STEP 4: Assign the Azure identity provider to an application.
- Log in to Control Center (https://control.akamai.com/).
- Go to .
- From the top menu bar, click Applications.
- Locate the application card you want to assign an IdP to.
- For a new application, click Assign Identity Provider.
- For an existing application, click Change Identity Provider.
- Select the Azure IdP (IdP type: Microsoft Azure AD) and assign it to the application. For this example, it is AzureAD identity provider you created in STEP 3.
- To Set up services for an application, click Save and go to Services.
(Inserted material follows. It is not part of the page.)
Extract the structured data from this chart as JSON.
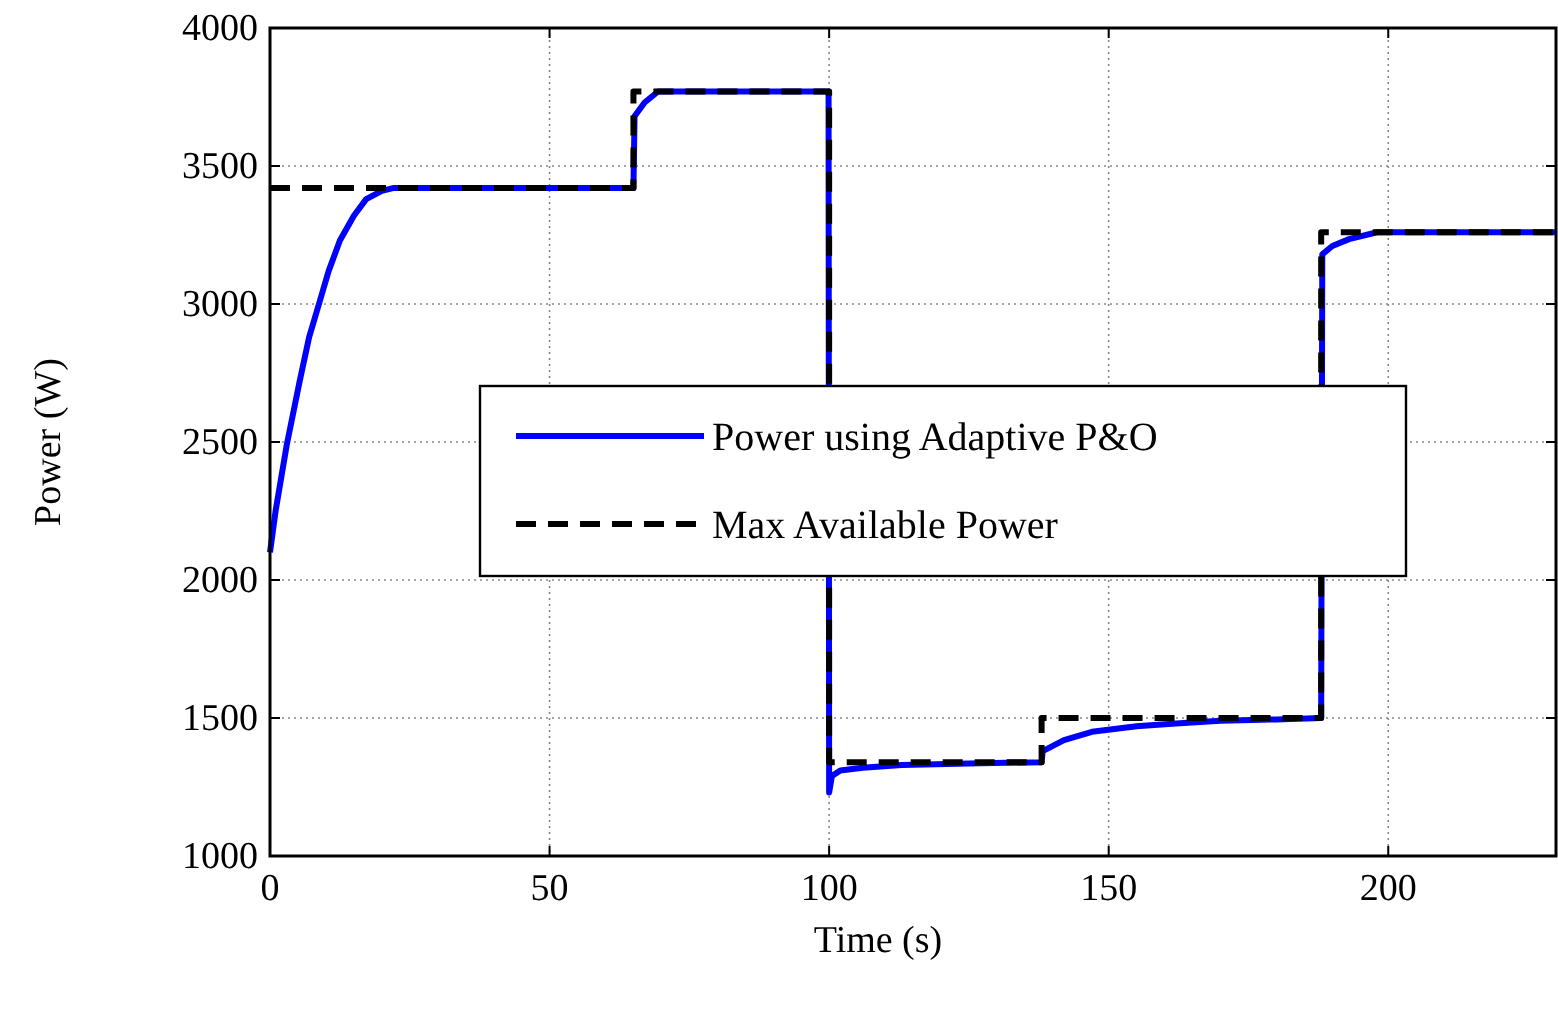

If you are finished configuring your application, click Save and exit.
- For the changes to go into effect, deploy the application.
What you should see
This will allow Azure as the user facing authentication mechanism for any application associated with this identity provider.
STEP 5: Verification of Azure AD integration with EAA
Verify the set up by logging into the Office 365 portal or by using the EAA User login portal.
Verification using Office 365 portal.
Log into the Azure Active Directory portal. You are redirected to the Microsoft Office 365 portal.
1. Click All Apps.
2. Click Akamai Enterprise Application Access application.
3. You are redirected to the Akamai User login portal, which will display the apps in EAA:
Verification using EAA login portal
1. Click the EAA login portal URL link in the identity provider card. You are redirected to the Office 365 portal for authentication.
2. After successful login, you are allowed to access the application in EAA.